The Casual Vacancy opens with the death of a parish councillor in the village of Pagford. Barry, the councillor, had grown up on the Fields, a nearby estate that’s drenched in poverty, with which other citizens of Pagford, notably the middle class, have lost patience. If they can fill Barry’s seat with one more councillor sympathetic to their disgust, they’ll secure a majority vote to relinquish responsibility for the Fields and hand it over to a neighboring council.

The battle for the seat starts. And it’s not a simple election as one can conceive, it is the story of a town at war. Pupils at war with their teachers, sons and daughters with their parents, the rich with the poor…. It is the battle of different classes. The chairman assumes the seat will go to his son, against whom are a cold GP and a deputy headmaster with ambivalence towards his son, a self-possessed adolescent whose subversion takes the form of telling the truth.

The Fields’ most notorious family is the Weedons.

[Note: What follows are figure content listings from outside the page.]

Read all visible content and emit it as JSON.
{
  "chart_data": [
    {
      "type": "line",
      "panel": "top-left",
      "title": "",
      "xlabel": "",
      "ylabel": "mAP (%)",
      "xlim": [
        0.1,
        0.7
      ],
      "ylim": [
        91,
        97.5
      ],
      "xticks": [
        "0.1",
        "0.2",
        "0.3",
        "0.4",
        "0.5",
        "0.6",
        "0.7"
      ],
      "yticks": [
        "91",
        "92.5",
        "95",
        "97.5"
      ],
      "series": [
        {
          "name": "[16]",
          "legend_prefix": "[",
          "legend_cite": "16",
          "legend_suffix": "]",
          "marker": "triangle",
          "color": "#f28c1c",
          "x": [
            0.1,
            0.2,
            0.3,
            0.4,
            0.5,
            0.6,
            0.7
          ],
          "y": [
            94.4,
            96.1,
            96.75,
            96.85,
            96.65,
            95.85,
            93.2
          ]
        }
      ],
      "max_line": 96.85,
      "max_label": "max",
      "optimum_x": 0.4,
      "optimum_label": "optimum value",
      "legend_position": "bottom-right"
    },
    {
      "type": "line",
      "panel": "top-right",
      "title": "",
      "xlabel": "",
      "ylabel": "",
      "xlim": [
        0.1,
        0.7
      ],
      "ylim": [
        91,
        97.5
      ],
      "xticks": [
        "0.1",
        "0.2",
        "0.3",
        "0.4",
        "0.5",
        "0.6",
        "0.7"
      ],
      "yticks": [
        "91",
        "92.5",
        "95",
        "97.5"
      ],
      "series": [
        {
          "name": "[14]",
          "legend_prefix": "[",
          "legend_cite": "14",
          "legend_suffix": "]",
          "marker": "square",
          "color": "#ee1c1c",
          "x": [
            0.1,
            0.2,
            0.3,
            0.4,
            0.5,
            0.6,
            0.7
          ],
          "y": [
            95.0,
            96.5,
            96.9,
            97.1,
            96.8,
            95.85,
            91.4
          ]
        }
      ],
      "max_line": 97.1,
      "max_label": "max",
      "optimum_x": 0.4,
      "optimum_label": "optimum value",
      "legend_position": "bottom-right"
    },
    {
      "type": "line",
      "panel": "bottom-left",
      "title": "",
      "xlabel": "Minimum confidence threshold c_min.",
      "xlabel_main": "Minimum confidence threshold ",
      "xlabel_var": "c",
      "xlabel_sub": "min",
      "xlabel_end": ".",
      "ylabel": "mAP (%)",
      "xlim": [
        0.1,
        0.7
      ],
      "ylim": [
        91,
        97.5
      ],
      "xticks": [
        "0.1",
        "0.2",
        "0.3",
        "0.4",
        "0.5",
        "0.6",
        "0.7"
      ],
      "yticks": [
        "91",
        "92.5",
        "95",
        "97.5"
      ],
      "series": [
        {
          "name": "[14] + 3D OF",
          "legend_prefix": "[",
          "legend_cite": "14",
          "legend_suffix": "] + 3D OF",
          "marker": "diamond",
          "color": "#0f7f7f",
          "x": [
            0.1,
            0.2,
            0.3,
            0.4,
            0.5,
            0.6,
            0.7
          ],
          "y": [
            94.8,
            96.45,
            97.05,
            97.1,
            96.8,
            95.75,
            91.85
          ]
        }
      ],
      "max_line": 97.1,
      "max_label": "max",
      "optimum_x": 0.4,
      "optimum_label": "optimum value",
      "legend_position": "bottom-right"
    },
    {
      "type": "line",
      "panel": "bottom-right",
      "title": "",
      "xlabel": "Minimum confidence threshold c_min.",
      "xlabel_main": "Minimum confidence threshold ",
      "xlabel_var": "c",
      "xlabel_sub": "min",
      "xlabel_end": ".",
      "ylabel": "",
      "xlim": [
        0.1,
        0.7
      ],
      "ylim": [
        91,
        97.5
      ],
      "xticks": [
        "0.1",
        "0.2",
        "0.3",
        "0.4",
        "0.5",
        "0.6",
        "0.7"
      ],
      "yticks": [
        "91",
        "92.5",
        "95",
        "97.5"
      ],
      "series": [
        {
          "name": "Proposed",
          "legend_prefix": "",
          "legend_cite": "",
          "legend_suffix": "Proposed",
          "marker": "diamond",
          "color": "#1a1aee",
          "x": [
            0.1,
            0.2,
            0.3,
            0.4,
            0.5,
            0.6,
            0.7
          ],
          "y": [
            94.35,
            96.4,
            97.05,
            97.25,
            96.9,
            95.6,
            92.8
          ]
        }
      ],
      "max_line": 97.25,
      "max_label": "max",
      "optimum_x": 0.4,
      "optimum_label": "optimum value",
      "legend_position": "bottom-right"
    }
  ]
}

Terri Weedon is a prostitute, junkie and a victim of abuse. She is struggling to stay clean to stop social services from taking her three-year-old son away from her. But it is her daughter, Krystal, who will take up the mantle of being the mother. But the death of Barry, the only adult whom Krystal considered as a friend, leaves her alone and struggling in the poverty that she lives in.

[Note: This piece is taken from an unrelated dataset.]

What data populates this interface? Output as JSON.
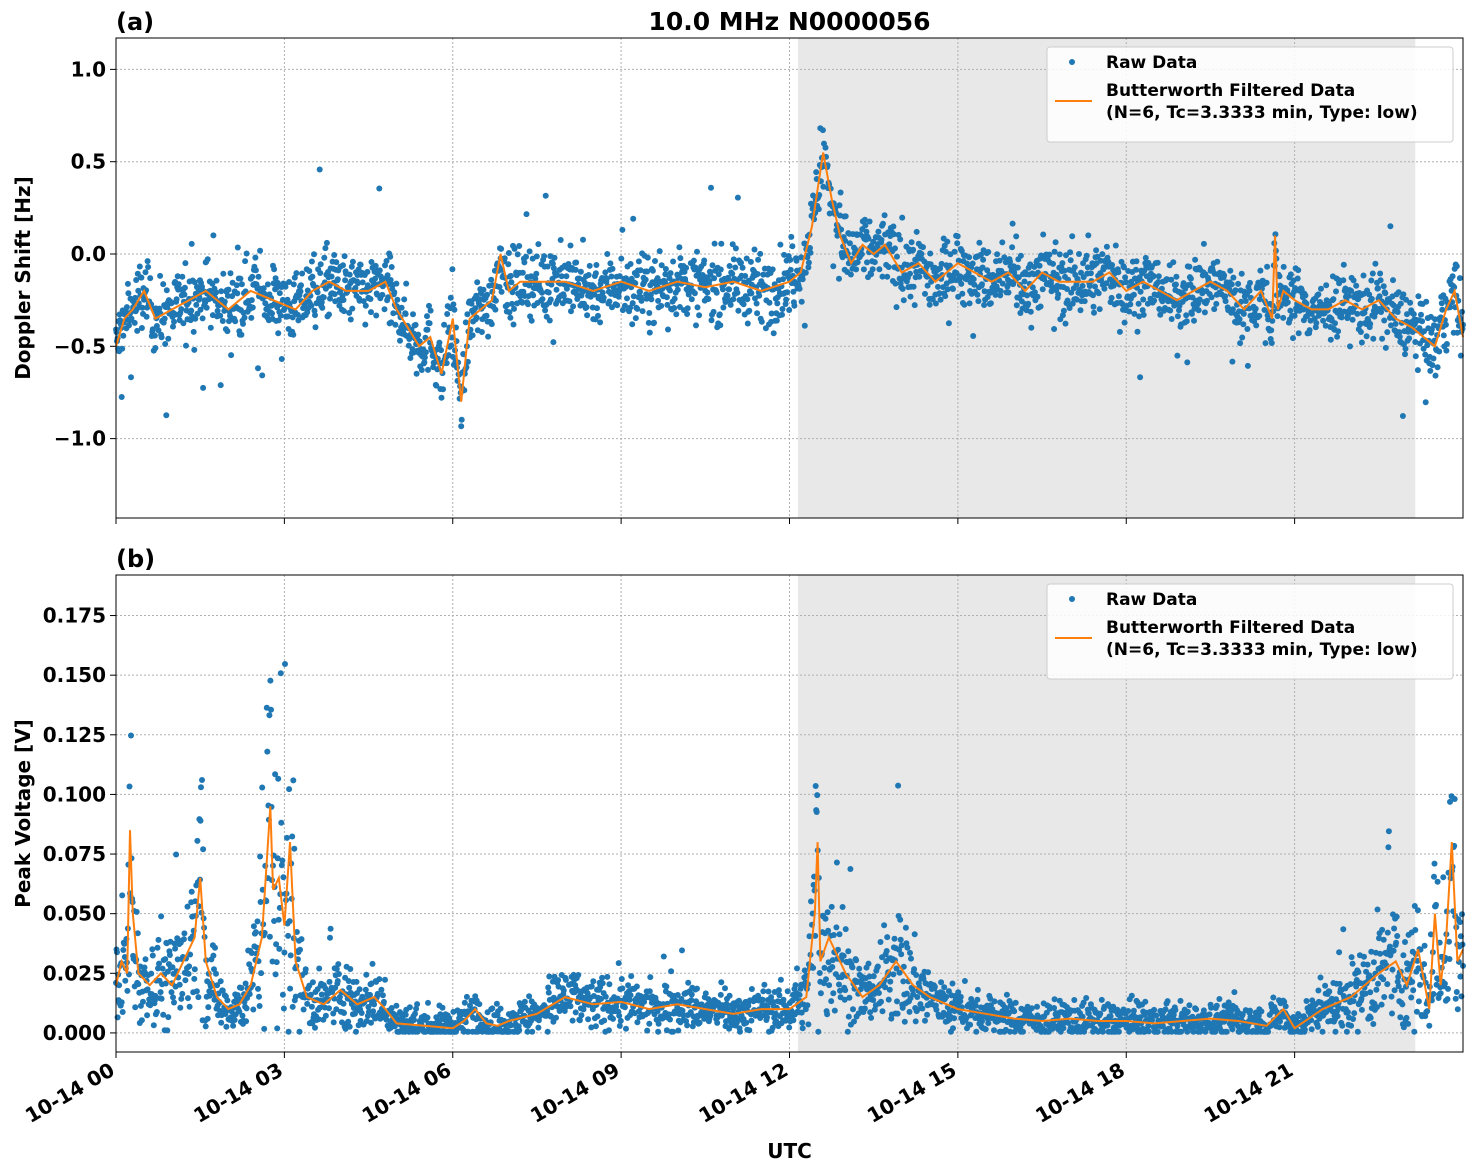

Anonymous messages will then start appearing on the parish’s website, exposing the laundry of the people living there and the town sinks into paranoia and tragedy.

The novel is written from multiple perspectives. So it invites the reader to delve into the head of different characters. Some journalists who were offered the chance to read the book said that this differing perspective made them think the book was closer to a comedy until it really sank in and they were hit by the severity and tragedy of it all as they delved into the Weedon’s minds.

The book is about the middle class of Britain. It is a representation of what J.K. Rowling says a “phenomenally snobby society.” And she has laid it bare. It is the story of heroin addiction, teen sexuality and economical problems. So it is as an adult book as it can get without it being Fifty Shades of Grey. The book is so unlike Harry Potter, in fact, that even the language used is one that would definitely shock any Rowling fan.

Some quotes from the book are as follows:

  • “The leathery skin of her upper cleavage radiated little cracks that no longer vanished when decompressed.”
  • [A lustful boy sits on a bus] “with an ache in his heart and in his balls.”
  • And there’s a reference to a girl’s “miraculously unguarded vagina.”

The Casual Vacancy has already sold more than one million copies in pre-orders and will be the year’s top selling new release. I will review it as soon as I finish reading it upon its release this Thursday. But I have high expectations.